A lunch program that provides nutritious meals to underprivileged kids in the summer has launched in Victoria and is expected to help close to 6,000 local youth this year.

The Feeding Our Future Initiative, which was started by the Sodexo Stop Hunger Foundation in 2001, serves free lunches to kids attending subsidized summer camps from July to August. From Monday to Friday, volunteers pack the fresh lunches, which usually include a sandwich, juice, fresh fruit, yogurt and the occasional chocolate chip cookie.

The lunches are then delivered to several organizations that give them to youth. It is one of the largest summer lunch programs in the country, delivering more than one million lunches since its inception.

“The idea was to step in once school had ended and to try and fill a gap where subsidized lunches stopped at the end of June,” said Paula Henchion, general manger for Sodexo at St. Michaels University School. “It takes an awful lot of the stress off parents because they don't have to go through the trouble of organizing their kids' lunches in the morning or trying to put something together.”

So far, the initiative has found success in nine cities across the country including Vancouver, Calgary, Toronto, Montreal and Halifax, and now it is taking off in Victoria.

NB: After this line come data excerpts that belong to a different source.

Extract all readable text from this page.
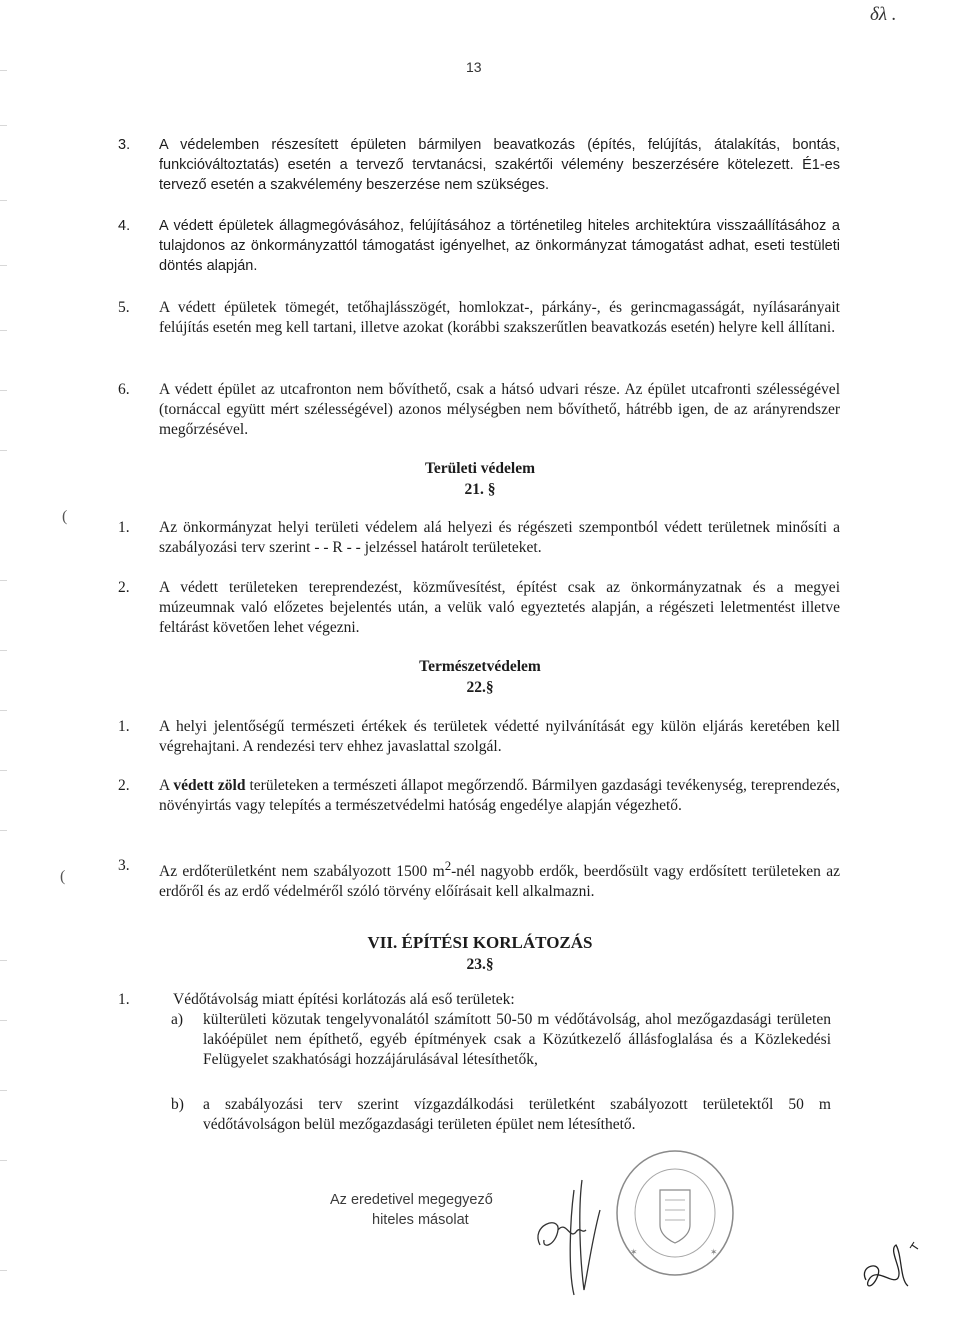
(
(
δλ .
13
3.	A védelemben részesített épületen bármilyen beavatkozás (építés, felújítás, átalakítás, bontás, funkcióváltoztatás) esetén a tervező tervtanácsi, szakértői vélemény beszerzésére kötelezett. É1-es tervező esetén a szakvélemény beszerzése nem szükséges.
4.	A védett épületek állagmegóvásához, felújításához a történetileg hiteles architektúra visszaállításához a tulajdonos az önkormányzattól támogatást igényelhet, az önkormányzat támogatást adhat, eseti testületi döntés alapján.
5.	A védett épületek tömegét, tetőhajlásszögét, homlokzat-, párkány-, és gerincmagasságát, nyílásarányait felújítás esetén meg kell tartani, illetve azokat (korábbi szakszerűtlen beavatkozás esetén) helyre kell állítani.
6.	A védett épület az utcafronton nem bővíthető, csak a hátsó udvari része. Az épület utcafronti szélességével (tornáccal együtt mért szélességével) azonos mélységben nem bővíthető, hátrébb igen, de az arányrendszer megőrzésével.
Területi védelem
21. §
1.	Az önkormányzat helyi területi védelem alá helyezi és régészeti szempontból védett területnek minősíti a szabályozási terv szerint - - R - - jelzéssel határolt területeket.
2.	A védett területeken tereprendezést, közművesítést, építést csak az önkormányzatnak és a megyei múzeumnak való előzetes bejelentés után, a velük való egyeztetés alapján, a régészeti leletmentést illetve feltárást követően lehet végezni.
Természetvédelem
22.§
1.	A helyi jelentőségű természeti értékek és területek védetté nyilvánítását egy külön eljárás keretében kell végrehajtani. A rendezési terv ehhez javaslattal szolgál.
2.	A védett zöld területeken a természeti állapot megőrzendő. Bármilyen gazdasági tevékenység, tereprendezés, növényirtás vagy telepítés a természetvédelmi hatóság engedélye alapján végezhető.
3.	Az erdőterületként nem szabályozott 1500 $m^2$-nél nagyobb erdők, beerdősült vagy erdősített területeken az erdőről és az erdő védelméről szóló törvény előírásait kell alkalmazni.
VII. ÉPÍTÉSI KORLÁTOZÁS
23.§
1.	Védőtávolság miatt építési korlátozás alá eső területek:
a) külterületi közutak tengelyvonalától számított 50-50 m védőtávolság, ahol mezőgazdasági területen lakóépület nem építhető, egyéb építmények csak a Közútkezelő állásfoglalása és a Közlekedési Felügyelet szakhatósági hozzájárulásával létesíthetők,
b) a szabályozási terv szerint vízgazdálkodási területként szabályozott területektől 50 m védőtávolságon belül mezőgazdasági területen épület nem létesíthető.
Az eredetivel megegyező
hiteles másolat
✶	✶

For the past few weeks, students and volunteers at St. Michaels University School have been packing lunches daily to be delivered to the Burnside Gorge Community Centre, the Quadra Village Centre, the Fernwood Community Centre, the Harbourside Boys and Girls Club, and the Victoria Native Friendship Centre.

While the program started a few years ago in Victoria, it has flown under the radar, with volunteers delivering more than 6,000 bagged lunches to local children over the past three summers.

Kelly Greenwell, executive director of the Quadra Village Community Centre, said roughly half of the 40 kids who attend their summer camps each week are from low-income families.

“It just helps make sure that all the kids that come into our summer programs have a healthy lunch to eat so they're not stressed out during the program about that,” he said, adding the Feeding Our Future Initiative provides lunches to some of the centre's other programs as well.

“It puts things on an even playing field for them (kids). They can really come at all the activities, the fun, the adventure with all the energy and good nutrition that other kids have.”

Henchion expects to serve almost 6,000 lunches this year.

Sodexo Canada delivers on-site service solutions to clients in healthcare, education, businesses and industry, and remote site sectors.